5 Article Cachexia but not obesity worsens the postoperative outcome after pancreatoduodenectomy in pancreatic cancer. 2012

Pausch, Thomas / Hartwig, Werner / Hinz, Ulf / Swolana, Thomas / Bundy, Bogota D / Hackert, Thilo / Grenacher, Lars / Büchler, Markus W / Werner, Jens. ·Department of General Surgery, University of Heidelberg, Germany. ·Surgery · Pubmed #22770957.

ABSTRACT: BACKGROUND: Prognosis after pancreatoduodenectomy for pancreatic cancer is determined by tumor characteristics, completeness of resection, and patient's comorbidity. Our aim was to assess the effects of body mass and fat distribution on the postoperative course after pancreatoduodenectomy. METHODS: Of 2,968 pancreatic resections, 408 patients with primary pancreatic adenocarcinoma who underwent pancreatoduodenectomy and of whom cross sectional images were available were identified and followed-up in a prospective database. Preoperative computed tomographic or magnetic resonance imaging scans were analyzed for abdominal wall fat, hip girdle fat, visceral fat, and abdominal depth. Peri- and postoperative parameters, including preoperative unintentional weight loss, cachexia-associated serum parameters, nonoperative and operative complications, and mortality and long-term survival were evaluated and correlated with body mass index and fat distribution. RESULTS: Patients with low body mass index had a greater 90-day mortality (P = .048) and a trend toward greater complication rates and in-hospital mortality, despite a greater comorbidity in obese patients with a higher body mass index. Accordingly, patients with large amounts of abdominal wall fat had fewer intra-abdominal abscesses (P = .047), lower in-hospital (P = .019) and 90-day mortality rates (P = .007), and better long-term survival (P = .016). CONCLUSION: In pancreatic cancer, underweight but not obese patients have a poor outcome after pancreatoduodenectomy. This observation emphasizes the need for pre- and perioperative therapeutic improvements in the setting of pancreatic cancer-associated cachexia.
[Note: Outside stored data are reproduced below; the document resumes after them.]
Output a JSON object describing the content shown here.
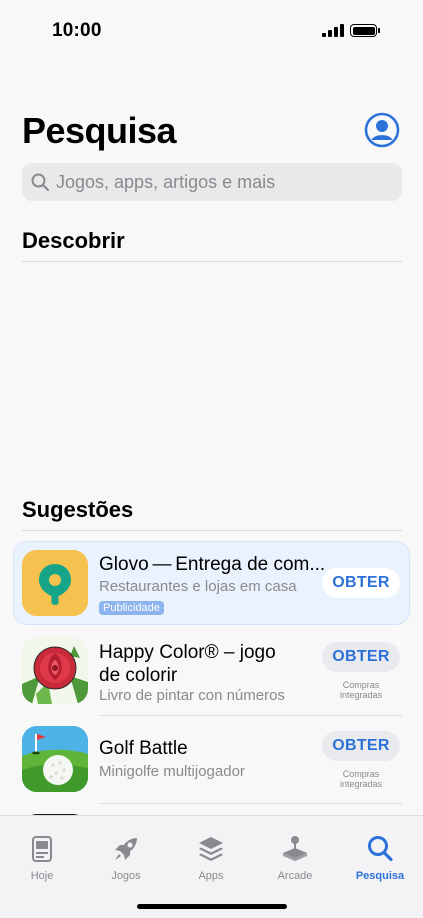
{
  "status_bar": {
    "time": "10:00"
  },
  "header": {
    "title": "Pesquisa",
    "account_icon": "person-circle-icon"
  },
  "search": {
    "placeholder": "Jogos, apps, artigos e mais",
    "value": ""
  },
  "sections": {
    "discover": "Descobrir",
    "suggestions": "Sugestões"
  },
  "apps": [
    {
      "name": "Glovo — Entrega de com...",
      "subtitle": "Restaurantes e lojas em casa",
      "badge": "Publicidade",
      "button": "OBTER",
      "icon": "glovo-pin-icon"
    },
    {
      "name": "Happy Color® – jogo de colorir",
      "subtitle": "Livro de pintar con números",
      "button": "OBTER",
      "note": "Compras integradas",
      "icon": "rose-coloring-icon"
    },
    {
      "name": "Golf Battle",
      "subtitle": "Minigolfe multijogador",
      "button": "OBTER",
      "note": "Compras integradas",
      "icon": "golf-ball-icon"
    }
  ],
  "tabs": [
    {
      "label": "Hoje",
      "icon": "today-icon"
    },
    {
      "label": "Jogos",
      "icon": "rocket-icon"
    },
    {
      "label": "Apps",
      "icon": "layers-icon"
    },
    {
      "label": "Arcade",
      "icon": "joystick-icon"
    },
    {
      "label": "Pesquisa",
      "icon": "search-icon",
      "active": true
    }
  ],
  "colors": {
    "accent": "#2c72d9",
    "background": "#f8f8f9",
    "ad_highlight": "#eaf2fd"
  }
}
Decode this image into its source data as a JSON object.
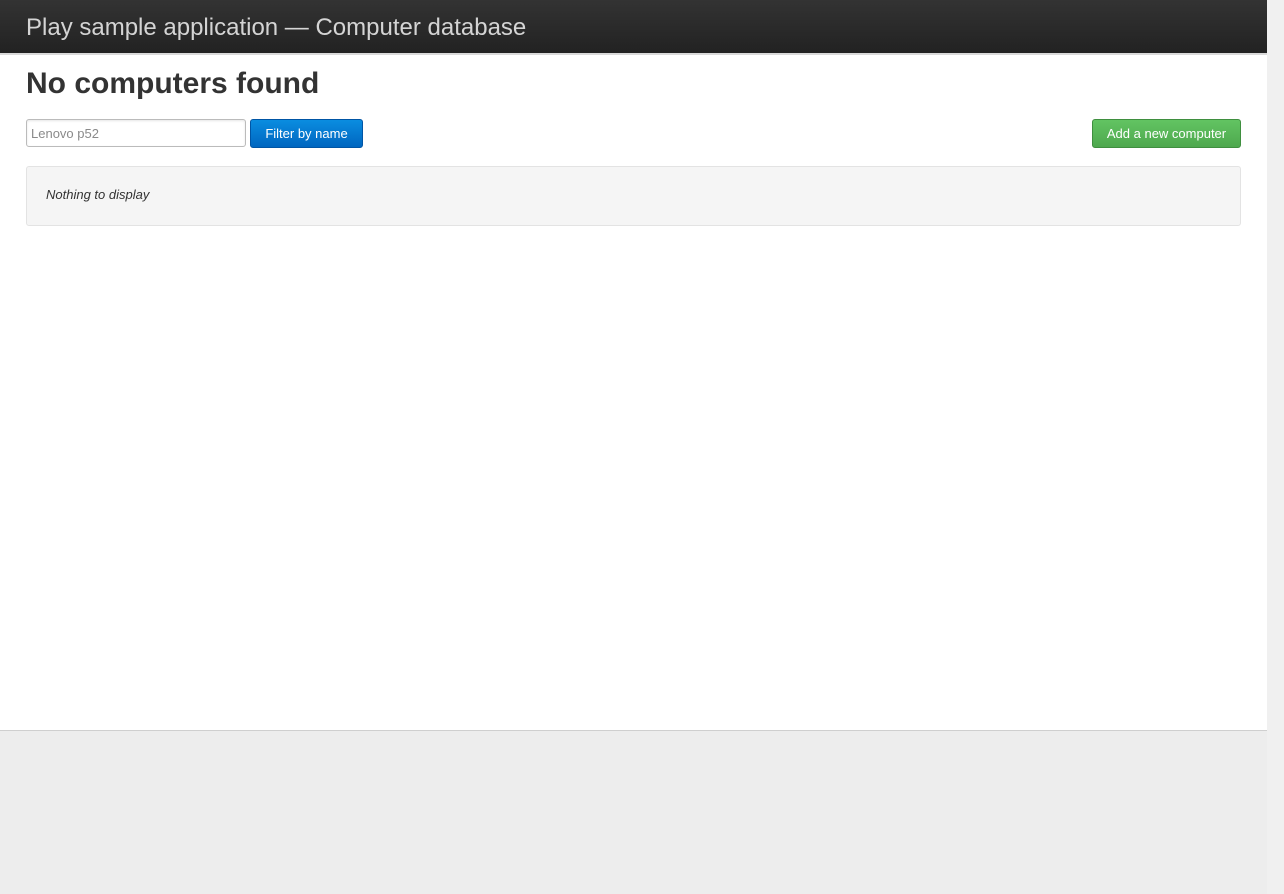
{
  "header": {
    "app_title": "Play sample application — Computer database"
  },
  "main": {
    "page_title": "No computers found",
    "search": {
      "value": "",
      "placeholder": "Lenovo p52"
    },
    "filter_button_label": "Filter by name",
    "add_button_label": "Add a new computer",
    "empty_message": "Nothing to display"
  },
  "colors": {
    "topbar": "#222222",
    "filter_button": "#0074cc",
    "add_button": "#5bb75b",
    "background": "#ededed"
  }
}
6 Article Neutrophil granulocyte derived MMP-9 is a VEGF independent functional component of the angiogenic switch in pancreatic ductal adenocarcinoma. 2011

Bausch, Dirk / Pausch, Thomas / Krauss, Tobias / Hopt, Ulrich Theodor / Fernandez-del-Castillo, Carlos / Warshaw, Andrew L / Thayer, Sarah P / Keck, Tobias. ·Department of General and Visceral Surgery, University of Freiburg, Germany. ·Angiogenesis · Pubmed #21442180.
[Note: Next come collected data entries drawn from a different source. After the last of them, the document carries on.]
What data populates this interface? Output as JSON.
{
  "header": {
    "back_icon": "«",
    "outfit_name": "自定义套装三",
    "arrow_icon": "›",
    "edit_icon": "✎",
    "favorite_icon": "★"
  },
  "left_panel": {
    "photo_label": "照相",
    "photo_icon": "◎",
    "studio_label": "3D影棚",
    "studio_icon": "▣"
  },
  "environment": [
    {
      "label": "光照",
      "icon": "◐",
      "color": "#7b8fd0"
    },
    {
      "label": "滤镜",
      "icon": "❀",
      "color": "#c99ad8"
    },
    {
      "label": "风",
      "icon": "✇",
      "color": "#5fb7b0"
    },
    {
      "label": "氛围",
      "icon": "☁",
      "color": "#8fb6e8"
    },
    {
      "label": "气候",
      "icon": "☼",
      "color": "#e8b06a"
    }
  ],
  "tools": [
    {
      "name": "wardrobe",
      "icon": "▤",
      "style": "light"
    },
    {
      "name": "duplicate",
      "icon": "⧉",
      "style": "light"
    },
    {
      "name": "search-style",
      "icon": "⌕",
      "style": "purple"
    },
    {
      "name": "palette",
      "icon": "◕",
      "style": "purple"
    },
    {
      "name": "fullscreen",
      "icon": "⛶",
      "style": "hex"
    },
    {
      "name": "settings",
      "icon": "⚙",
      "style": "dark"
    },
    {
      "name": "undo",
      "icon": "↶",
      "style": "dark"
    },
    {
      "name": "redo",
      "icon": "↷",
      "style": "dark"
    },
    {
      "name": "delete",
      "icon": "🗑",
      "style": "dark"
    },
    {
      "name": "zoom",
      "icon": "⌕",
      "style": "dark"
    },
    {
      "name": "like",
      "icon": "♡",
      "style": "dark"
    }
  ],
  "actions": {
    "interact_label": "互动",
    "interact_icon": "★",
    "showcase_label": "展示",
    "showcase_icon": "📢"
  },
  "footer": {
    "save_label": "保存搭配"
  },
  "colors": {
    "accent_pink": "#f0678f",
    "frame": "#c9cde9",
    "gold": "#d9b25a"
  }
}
ABSTRACT: BACKGROUND: Vascular endothelial growth factor (VEGF) that is secreted by tumor cells plays a key role in angiogenesis. Matrix metalloproteinase 9 (MMP-9) is produced by inflammatory cells, such as stromal granulocytes (PMN), remodels the extracellular matrix and is known to promote angiogenesis indirectly by interacting with VEGF. The aim of this study was to determine the role of PMN-derived MMP-9, its interaction with VEGF, and the efficacy of anti-angiogenic therapy targeting MMP-9 with oral Doxycycline and VEGF with Bevacizumab in pancreatic cancer (PDAC). METHODOLOGY/PRINCIPAL FINDINGS: Inhibitors to MMP-9 (Doxycycline) and VEGF (Bevacizumab) were used alone or in combination in an in vitro angiogenesis assay to test their effect on angiogenesis caused by MMP-9, VEGF, PMN and PDAC cells. In an in vivo model of xenografted PDAC, treatment effects after 14 days under monotherapy with oral Doxycycline or Bevacizumab and a combination of both were evaluated. In vitro, PMN-derived MMP-9 had a direct and strong proangiogenic effect that was independent and additive to PDAC-derived VEGF. Complete inhibition of angiogenesis required the inhibition of VEGF and MMP-9. In vivo, co-localization of MMP-9, PMN and vasculature was observed. MMP inhibition with oral Doxycycline alone resulted in a significant decrease in PDAC growth and mean vascular density comparable to VEGF inhibition alone. CONCLUSIONS/SIGNIFICANCE: PMN derived MMP-9 acts as a potent, direct and VEGF independent angiogenic factor in the context of PDAC. MMP-9 inhibition is as effective as VEGF inhibition. Targeting MMP-9 in addition to VEGF is therefore likely to be important for successful anti-angiogenic treatment in pancreatic cancer.